Borsa Italiana in rialzo. Recuperano banche e utility, male Diasorin
pubblicato:Seduta in complessivo rialzo per i maggiori indici azionari italiani ed europei nel contesto di una Wall Street che dopo un avvio al ribasso recupera terreno in prossimità del termine delle negoziazioni in Europa.
Deludente nel Vecchio Continente oggi l'indicazione dello ZEW tedesco sul sentiment delle imprese, mentre stupisce al rialzo il saldo della bilancia commerciale italiana di dicembre.
Riprende quota il dibattito sull'approccio di politica monetaria della Fed in attesa questo venerdì del dato fondamentale sull'inflazione PCE di riferimento per la banca centrale USA.
Tiene banco anche la questione geopolitica con i negoziati tra Iran e Stati Uniti che sembrano progredire (almeno sulle linee guida del confronto) dopo i primi maggiori attriti.
In Italia cresce l'attesa per l'esito dell'approdo del Decreto Energia (o anche Decreto Bollette) domani al consiglio dei ministri.

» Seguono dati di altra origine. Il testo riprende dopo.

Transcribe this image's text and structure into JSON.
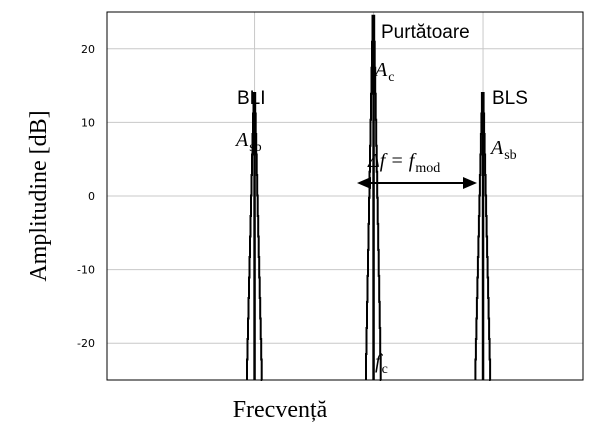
{
  "chart_data": {
    "type": "line",
    "xlabel": "Frecvență",
    "ylabel": "Amplitudine [dB]",
    "ylim": [
      -25,
      25
    ],
    "yticks": [
      20,
      10,
      0,
      -10,
      -20
    ],
    "xlim": [
      0,
      1
    ],
    "grid": true,
    "series": [
      {
        "peak_x": 0.31,
        "peak_y": 14
      },
      {
        "peak_x": 0.56,
        "peak_y": 24.5
      },
      {
        "peak_x": 0.79,
        "peak_y": 14
      }
    ],
    "annotations": {
      "carrier": "Purtătoare",
      "lsb": "BLI",
      "usb": "BLS",
      "ac_main": "A",
      "ac_sub": "c",
      "asb_main": "A",
      "asb_sub": "sb",
      "delta_main": "Δf = f",
      "delta_sub": "mod",
      "fc_main": "f",
      "fc_sub": "c"
    }
  }
}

In moderato rialzo in queste ore gli indici azionari americani: S&P 500 +0,11%; NASDAQ +0,03%; Dow Jones +0,07%.
In deciso rialzo invece i mercati azionari europei: EURO STOXX 50 +0,78%; Londra (FTSE 100) +0,78%; Francoforte (DAX) +0,8%; Parigi (CAC 40) +0,54%; Madrid (IBEX 35) +0,6%.
Positive anche le performance dei maggiori listini italiani: FTSE MIB +0,76%, FTSE Italia All-Share +0,71%, FTSE Italia Mid Cap -0,14%, FTSE Italia STAR -0,29%.
Di nuovo in calo l'Euro sul dollaro: EUR/USD segna 1,183 (-0,18%).
Prevalgono gli acquisti sui titoli di Stato europei, nel BTP e spread poco mossi. Il rendimento del BTP decennale segna un calo di 1 punto base al 3,35%, lo spread sul Bund si pone a 61 punti base (dati MTS).
In recupero il credito dopo la correzione della scorsa settimana. L'indice FTSE Italia Banche segna +1,57%, in evidenza Mediobanca (+2,34%), Unicredit (+2,01%) e Intesa Sanpaolo (+1,27%).
In recupero anche le utility le recenti sedute di ribasso: l'indice FTSE Italia Utenze segna +0,62%. All'attenzione il dossier del Decreto Energia che domani dovrebbe appunto approdare sul tavolo del Consiglio dei ministri, ma che la scorsa settimana aveva penalizzato fortemente il settore delle utility per l'attesa di un calo del costo dell'energia che avrebbe potuto comportare una contrazione del business dei provider di servizi.
Il quadro è comunque complesso: bene oggi Enel (+0,5%), Italgas (+1,66%) e Terna (+0,89%). Quest'ultima oggi ha riportato di un aumento della domanda di energia elettrica a gennaio del 4,1% rispetto al dato di un anno fa con un +16% in un anno della produzione di energia eolica e solare. Arretra invece A2A (-0,17%) dopo le indiscrezioni riportate da Il Corriere della Sera, secondo le quali ERG (+4,88%) starebbe valutando operazioni straordinarie che potrebbero portare a un riassetto azionario della società e a un'alleanza con un soggetto industriale (citata appunto A2A, ma anche l'azienda svizzera Axpo o dei fondi di investimento).
Passo indietro del settore difesa dopo i progressi di ieri: Leonardo -0,96%, Fincantieri -3,46%, Avio -2,65%.
Forti vendite colpiscono anche Diasorin (-6,69%) che riaccelera al ribasso tra volumi imponenti.
Da Diasorin verrà, con insediamento dal prossimo primo di aprile, il prossimo CFO di Nexi (+2,37%) Piergiorgio Pedron. La società dei pagamenti oggi ha aggiornato i minimi storici nuovamente a 3,051 euro prima di avviare una reazione che la vede in chiusura in recupero dell'1,52% a 3,165 euro. Il gruppo ieri ha confermato l'uscita dalla compagine azionaria e dal patto di sindacato del gruppo di azionisti storici come Bain Capital, Advent, Clessidra, Eagle (AIBC) & CY SCA, e AB Europe.
In calo le quotazioni del petrolio greggio oggi, con il Brent che torna a 67,06 dollari al barile (-1,02%).
Arretra in maniera importante anche l'oro, che torna a 4.878 dollari l'oncia (-2,31%).